Basic Theories of Psychology
Course No. SNS 308 Credits: 3.0
Faculty Adina Davidson
This course will offer an overview of the basic theories of psychology and how they apply to human development. We will explore the questions of what motivates people to do what they do. How and why do people change as they grow from infants to adults? How do we develop in our ability to play, to work, to love and to be ethical human beings? The course will cover the major personality theories of Freud and his understanding of the unconscious, Erickson, Jung with his description of the shadows and archetypes in the human mind and Rogers' humanistic psychology as well as learning theories and systems of moral development. The course will also cover the major feminist critiques of these systems. There will be a brief overview of psychological problems such as major depression, schizophrenia, phobias, etc., as well as some methods of treatment.
BFA Production + Independent Research: Production, Conveyance + Presentation
Course No.

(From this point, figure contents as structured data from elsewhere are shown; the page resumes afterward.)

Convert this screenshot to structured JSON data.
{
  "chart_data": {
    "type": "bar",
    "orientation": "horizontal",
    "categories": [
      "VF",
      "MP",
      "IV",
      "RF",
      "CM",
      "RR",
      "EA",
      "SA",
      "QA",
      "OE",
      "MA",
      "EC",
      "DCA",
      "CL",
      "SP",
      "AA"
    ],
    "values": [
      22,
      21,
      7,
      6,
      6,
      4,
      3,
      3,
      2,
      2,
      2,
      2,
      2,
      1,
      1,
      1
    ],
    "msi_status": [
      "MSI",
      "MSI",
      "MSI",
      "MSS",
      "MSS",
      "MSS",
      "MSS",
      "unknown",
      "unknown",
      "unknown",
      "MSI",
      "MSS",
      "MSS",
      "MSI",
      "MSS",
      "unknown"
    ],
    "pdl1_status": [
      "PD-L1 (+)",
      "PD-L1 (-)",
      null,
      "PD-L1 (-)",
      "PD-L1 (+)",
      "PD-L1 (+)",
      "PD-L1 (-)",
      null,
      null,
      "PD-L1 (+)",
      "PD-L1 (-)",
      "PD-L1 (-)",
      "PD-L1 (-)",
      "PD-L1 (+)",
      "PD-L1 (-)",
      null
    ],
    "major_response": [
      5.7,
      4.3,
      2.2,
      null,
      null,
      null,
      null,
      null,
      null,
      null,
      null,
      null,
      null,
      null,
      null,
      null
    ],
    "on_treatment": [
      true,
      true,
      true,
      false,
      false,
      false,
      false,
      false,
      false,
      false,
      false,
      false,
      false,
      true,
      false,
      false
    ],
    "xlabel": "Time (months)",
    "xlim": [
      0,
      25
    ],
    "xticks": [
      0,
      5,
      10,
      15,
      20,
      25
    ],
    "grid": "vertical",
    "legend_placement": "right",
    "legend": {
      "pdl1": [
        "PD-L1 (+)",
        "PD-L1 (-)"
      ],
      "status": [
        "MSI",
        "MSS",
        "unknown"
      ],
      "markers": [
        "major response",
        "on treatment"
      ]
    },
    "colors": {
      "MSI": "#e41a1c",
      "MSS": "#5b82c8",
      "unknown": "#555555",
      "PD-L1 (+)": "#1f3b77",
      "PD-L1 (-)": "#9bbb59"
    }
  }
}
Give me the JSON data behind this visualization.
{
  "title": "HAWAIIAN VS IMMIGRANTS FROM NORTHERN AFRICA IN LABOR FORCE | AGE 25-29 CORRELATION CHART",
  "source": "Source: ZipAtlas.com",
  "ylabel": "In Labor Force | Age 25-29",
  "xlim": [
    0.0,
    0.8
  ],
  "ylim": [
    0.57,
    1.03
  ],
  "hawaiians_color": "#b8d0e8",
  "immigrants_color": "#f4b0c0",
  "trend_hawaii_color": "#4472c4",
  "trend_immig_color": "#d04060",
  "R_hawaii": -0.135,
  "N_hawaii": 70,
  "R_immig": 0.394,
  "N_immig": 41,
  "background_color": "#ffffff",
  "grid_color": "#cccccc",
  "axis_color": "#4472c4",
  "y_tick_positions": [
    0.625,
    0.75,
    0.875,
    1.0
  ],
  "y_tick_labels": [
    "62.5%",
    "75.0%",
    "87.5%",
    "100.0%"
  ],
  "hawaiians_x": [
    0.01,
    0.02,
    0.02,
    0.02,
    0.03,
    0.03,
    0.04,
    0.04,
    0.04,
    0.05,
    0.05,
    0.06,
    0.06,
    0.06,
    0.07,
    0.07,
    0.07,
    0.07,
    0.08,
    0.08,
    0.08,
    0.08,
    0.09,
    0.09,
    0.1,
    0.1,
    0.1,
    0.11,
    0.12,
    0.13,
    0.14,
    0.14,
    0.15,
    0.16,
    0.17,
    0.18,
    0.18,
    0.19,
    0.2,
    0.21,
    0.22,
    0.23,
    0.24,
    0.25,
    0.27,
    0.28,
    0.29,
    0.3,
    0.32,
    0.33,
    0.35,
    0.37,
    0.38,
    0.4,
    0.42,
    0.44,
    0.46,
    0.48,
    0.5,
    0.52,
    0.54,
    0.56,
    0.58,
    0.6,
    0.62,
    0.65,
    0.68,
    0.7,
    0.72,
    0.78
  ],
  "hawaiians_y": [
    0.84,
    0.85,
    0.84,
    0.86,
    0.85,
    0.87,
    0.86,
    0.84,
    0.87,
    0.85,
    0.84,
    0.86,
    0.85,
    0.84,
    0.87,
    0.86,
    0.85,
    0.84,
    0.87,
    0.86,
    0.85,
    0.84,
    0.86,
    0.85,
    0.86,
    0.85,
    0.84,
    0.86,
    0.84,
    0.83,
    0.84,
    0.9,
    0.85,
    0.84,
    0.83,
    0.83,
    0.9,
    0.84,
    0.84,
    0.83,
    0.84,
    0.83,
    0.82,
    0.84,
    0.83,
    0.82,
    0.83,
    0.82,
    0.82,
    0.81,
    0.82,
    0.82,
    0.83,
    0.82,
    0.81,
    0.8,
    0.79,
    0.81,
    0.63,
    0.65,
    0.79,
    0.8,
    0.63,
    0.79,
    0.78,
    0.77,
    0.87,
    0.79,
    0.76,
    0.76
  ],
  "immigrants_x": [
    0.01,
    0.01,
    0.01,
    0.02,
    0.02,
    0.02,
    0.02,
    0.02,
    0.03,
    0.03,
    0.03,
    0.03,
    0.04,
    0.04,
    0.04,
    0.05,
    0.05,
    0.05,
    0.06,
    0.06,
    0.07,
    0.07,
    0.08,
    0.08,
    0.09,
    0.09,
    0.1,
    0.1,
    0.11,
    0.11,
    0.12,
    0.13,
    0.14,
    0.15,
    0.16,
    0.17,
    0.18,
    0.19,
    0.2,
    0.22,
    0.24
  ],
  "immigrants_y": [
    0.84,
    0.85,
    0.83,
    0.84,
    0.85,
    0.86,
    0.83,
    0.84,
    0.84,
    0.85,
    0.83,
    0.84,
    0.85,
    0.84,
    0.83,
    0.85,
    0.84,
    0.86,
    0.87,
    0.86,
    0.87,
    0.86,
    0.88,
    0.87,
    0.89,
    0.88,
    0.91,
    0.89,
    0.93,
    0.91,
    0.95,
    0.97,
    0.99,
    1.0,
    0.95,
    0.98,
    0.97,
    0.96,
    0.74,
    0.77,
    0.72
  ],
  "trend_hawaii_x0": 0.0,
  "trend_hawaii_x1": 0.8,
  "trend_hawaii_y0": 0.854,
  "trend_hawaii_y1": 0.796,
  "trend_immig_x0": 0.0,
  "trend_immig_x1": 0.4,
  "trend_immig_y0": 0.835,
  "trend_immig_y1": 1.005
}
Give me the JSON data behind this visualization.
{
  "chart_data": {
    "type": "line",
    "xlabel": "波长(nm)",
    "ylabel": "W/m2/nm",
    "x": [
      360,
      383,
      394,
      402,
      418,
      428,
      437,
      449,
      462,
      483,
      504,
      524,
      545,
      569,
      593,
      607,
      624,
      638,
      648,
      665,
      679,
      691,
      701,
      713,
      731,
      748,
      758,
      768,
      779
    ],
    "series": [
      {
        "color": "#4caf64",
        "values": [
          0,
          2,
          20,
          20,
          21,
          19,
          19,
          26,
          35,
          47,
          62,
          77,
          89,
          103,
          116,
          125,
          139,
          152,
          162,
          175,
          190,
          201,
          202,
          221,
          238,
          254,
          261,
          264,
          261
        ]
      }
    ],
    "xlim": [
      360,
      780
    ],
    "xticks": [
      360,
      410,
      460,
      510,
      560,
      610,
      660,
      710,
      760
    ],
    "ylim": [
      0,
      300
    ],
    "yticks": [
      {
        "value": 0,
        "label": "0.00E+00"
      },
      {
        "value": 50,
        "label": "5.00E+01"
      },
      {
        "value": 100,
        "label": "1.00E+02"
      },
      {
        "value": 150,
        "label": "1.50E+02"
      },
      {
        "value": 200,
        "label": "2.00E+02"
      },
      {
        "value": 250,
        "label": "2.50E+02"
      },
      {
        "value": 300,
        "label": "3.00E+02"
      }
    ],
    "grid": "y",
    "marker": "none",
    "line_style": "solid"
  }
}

SCU428M Credits: 3.0
Faculty Jimmy Kuehnle
Required for all senior sculpture majors.
BFA Production + Independent Research: Research + Production.
As an extension of the Visual Arts and Technology Environment’s goal that students develop the ability to generate self-directed work, the Department of Sculpture seeks to provide each student with opportunity to develop the skills and knowledge to identify and sustain an independent practice. This course is designed to increase student awareness of the current art discourse and the ability to use that knowledge as a means of awareness within the production of their own work. This educational process embraces a variety of approaches to basic problem-solving skills measured against the contemporary practices of the discipline. In cooperation with a major-day faculty, students are expected to develop what is often their first significant independent work. For BFA students the focus of this course centers on artistic production, conditions of conveyance and Presentation. Required at the senior level for all sculpture majors for BFA development and open to junior level sculpture students as an elective offering for independent research open to all other students at the junior and senior levels. Offered spring.
BFA Research + Preparation
Course No. ANIM 401 Credits: 3.0
Faculty Anthony Scalmato
This course is structured to support the individual in shaping her/his own project and the production of all elements of the BFA Thesis, strong conceptual skills developed through a professional planning and a good researched idea are core to this process. Offered fall.